I am writing concerning B.C.’s autism funding provided by the Ministry of Children and Family Development to help pay for eligible services or supports that promote skill development for children living with autism.
In a recent report entitled “Left Out: Children and youth with special needs in the pandemic,” the Representative for Children and Youth highlighted the additional challenges families of children with special needs have faced during the pandemic. The report pointed out the government’s lack of clear communication with families, the inability to approve funding promptly, and the increased burden on these families as they lost respite support and other vital services.
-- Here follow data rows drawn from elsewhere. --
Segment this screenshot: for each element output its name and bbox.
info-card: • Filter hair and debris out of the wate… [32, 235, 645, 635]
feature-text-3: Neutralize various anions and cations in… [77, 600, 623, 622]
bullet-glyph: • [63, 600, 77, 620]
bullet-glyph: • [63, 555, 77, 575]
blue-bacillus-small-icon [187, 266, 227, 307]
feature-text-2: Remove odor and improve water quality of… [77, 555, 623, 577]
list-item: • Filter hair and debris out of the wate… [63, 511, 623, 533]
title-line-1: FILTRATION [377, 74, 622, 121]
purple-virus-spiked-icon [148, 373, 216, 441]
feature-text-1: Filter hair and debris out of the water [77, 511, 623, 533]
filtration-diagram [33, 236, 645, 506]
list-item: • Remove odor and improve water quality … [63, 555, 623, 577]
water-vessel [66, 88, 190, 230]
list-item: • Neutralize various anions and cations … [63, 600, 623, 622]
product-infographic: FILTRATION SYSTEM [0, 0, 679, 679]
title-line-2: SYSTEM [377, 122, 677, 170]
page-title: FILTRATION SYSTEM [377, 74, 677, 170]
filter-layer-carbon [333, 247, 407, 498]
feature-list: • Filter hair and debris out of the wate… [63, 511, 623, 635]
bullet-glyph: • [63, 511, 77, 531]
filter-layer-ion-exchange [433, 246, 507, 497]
Indeed, this past year has been particularly difficult for families with children with autism. In particular, allowable expenses for the autism funding are strictly limited. As a result of COVID-19 restrictions and concerns about young people with special needs being immunocompromised, many therapeutic activities, camps, life and social skills programs were not available during this time. This resulted in additional expenses incurred by families which were ineligible for funding.
Many families lost work opportunities and income because they needed to be with their children 24/7. It is not uncommon for families with children with autism to live in poverty. These families are marginalized, not only by the lack of funding for intervention and therapies but because they have less access to appropriate childcare, as well as decreased employment opportunities.
Often, as these children lapse in their continued development, their families struggle to undo the damages caused by the regression. Therapies and required programs have been pushed forward to subsequent years where these young people will be left to compensate for the present loss of services.
On behalf of these families, I would ask that, at minimum, unspent allowances under their autism funding be carried forward into the next contract year.
Clawing back these allowances — in addition to the $200 per month cut last September — is causing additional hardship for families who have already felt the pain of this pandemic more than many others.